Finding moment of inertia of cone

[Vitani11]

Homework Statement

Why is it that when you integrate to find the moment of inertia of a cone standing on its vertex (like a spinning top) with height h mass M and radius R do you integrate the R limits as 0 to (R/h)z in the triple integral (cylindrical coordinates) below?

Homework Equations

I = moment of inertia
D = density (M/πR²h)
ρ = R distance from rotation axis (limits from 0 to (R\h)z)
φ = 2π the angle swept (limits 0 to 2π)
z = h the height of the cone (limits 0 to h)

The Attempt at a Solution

I = ∫ρ²dm = D∫∫∫ρ³dρdφdz

 

[haruspex]

I assume you mean the r limits, not R limits.
It depends on the order of integration. If the integration wrt r is the last step then the range is 0 to R. If it is an earlier step then the maximum value of r is constrained by the current value of z in the outer integral.

 

[Vitani11]

If it is an earlier step then the maximum value of r is constrained by the current value of z in the outer integral.

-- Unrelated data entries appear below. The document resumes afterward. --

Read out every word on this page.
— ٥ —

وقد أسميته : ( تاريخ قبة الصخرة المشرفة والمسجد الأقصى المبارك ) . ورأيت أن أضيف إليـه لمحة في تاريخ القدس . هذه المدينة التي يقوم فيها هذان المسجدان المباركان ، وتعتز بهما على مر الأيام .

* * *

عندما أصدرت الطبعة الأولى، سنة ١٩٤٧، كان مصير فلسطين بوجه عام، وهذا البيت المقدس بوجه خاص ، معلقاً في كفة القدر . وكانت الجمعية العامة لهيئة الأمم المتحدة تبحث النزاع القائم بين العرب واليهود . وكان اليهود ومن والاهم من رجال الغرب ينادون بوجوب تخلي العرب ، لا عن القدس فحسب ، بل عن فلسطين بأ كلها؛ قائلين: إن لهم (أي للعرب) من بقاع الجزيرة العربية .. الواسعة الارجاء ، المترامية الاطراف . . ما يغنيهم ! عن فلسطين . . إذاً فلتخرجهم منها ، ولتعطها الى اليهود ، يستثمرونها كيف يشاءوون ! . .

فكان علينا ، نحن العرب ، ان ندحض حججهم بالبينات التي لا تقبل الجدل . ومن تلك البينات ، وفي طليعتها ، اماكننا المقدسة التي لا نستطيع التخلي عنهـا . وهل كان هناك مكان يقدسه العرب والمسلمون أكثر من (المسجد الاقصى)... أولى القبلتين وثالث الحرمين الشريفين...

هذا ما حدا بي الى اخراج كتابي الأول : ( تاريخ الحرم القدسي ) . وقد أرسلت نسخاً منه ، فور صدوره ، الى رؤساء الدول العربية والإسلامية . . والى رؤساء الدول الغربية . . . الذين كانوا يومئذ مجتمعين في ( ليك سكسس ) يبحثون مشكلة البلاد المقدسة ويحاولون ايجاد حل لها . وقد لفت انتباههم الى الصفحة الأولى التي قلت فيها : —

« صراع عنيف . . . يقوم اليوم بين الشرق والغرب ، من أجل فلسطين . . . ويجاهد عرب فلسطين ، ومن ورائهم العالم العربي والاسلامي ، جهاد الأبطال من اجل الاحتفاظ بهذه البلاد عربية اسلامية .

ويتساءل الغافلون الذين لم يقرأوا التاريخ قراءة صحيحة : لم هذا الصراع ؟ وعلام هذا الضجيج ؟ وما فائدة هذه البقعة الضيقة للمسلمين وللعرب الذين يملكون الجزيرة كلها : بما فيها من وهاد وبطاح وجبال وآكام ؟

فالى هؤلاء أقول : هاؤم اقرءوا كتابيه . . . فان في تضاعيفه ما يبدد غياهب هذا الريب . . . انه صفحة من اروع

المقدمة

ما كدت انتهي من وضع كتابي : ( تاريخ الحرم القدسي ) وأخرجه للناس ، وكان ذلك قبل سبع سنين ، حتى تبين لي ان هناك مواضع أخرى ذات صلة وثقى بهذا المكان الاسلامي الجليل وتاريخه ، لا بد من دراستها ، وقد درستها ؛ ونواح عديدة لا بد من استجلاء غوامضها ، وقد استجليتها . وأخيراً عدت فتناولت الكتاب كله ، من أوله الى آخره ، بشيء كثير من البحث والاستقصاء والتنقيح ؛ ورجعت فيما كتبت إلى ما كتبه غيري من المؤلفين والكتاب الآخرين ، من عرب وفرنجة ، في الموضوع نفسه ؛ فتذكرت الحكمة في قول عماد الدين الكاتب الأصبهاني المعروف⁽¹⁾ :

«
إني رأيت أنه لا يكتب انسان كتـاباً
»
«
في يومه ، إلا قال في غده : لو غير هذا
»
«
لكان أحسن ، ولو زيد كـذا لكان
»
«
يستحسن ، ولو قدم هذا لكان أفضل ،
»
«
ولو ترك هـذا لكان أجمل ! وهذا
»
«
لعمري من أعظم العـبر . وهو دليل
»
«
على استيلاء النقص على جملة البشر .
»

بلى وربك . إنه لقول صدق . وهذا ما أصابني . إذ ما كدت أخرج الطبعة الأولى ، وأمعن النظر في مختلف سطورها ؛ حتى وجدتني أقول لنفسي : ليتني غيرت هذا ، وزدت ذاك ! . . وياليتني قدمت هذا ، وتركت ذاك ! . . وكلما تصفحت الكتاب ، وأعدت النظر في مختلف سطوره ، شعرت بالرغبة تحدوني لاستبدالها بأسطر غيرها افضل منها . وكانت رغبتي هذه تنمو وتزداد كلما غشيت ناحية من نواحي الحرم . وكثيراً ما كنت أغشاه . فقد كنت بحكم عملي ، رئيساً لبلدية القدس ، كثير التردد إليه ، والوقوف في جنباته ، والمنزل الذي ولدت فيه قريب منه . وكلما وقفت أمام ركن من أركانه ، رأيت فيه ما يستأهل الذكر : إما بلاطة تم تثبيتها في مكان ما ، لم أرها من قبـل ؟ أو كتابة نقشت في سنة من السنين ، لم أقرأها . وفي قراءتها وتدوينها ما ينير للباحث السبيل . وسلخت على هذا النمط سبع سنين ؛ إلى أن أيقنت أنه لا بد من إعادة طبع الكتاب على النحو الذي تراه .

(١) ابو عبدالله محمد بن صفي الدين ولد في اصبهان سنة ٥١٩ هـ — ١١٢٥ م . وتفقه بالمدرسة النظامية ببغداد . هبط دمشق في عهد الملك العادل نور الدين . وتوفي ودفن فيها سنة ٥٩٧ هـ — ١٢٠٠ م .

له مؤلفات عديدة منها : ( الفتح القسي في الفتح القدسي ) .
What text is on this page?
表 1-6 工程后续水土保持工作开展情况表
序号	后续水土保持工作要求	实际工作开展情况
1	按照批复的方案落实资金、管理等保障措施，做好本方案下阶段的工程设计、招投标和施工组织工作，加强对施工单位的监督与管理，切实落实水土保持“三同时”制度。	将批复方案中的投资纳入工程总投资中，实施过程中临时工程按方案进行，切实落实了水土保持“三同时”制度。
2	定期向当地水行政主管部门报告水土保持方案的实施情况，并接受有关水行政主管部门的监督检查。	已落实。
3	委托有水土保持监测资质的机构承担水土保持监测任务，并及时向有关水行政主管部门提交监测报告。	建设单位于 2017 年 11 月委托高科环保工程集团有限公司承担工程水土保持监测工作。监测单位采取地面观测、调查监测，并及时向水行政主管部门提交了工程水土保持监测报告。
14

Yeah this is the case but I don't understand where it came from. Why doesn't it involve sines? How do you see it is (R/h)z from the picture? For the problem is was given as capital R for radius

 

[haruspex]

Yeah this is the case but I don't understand where it came from. Why doesn't it involve sines? How do you see it is (R/h)z from the picture? For the problem is was given as capital R for radius

R is the maximum radius, i.e. the radius at height h. For the integral, you need a variable for the radius at height z. r seems a reasonable choice.
If the angle of the cone (slope to vertical) is θ then tan(θ) = R/h = r/z.

 

[Vitani11]

Okay thanks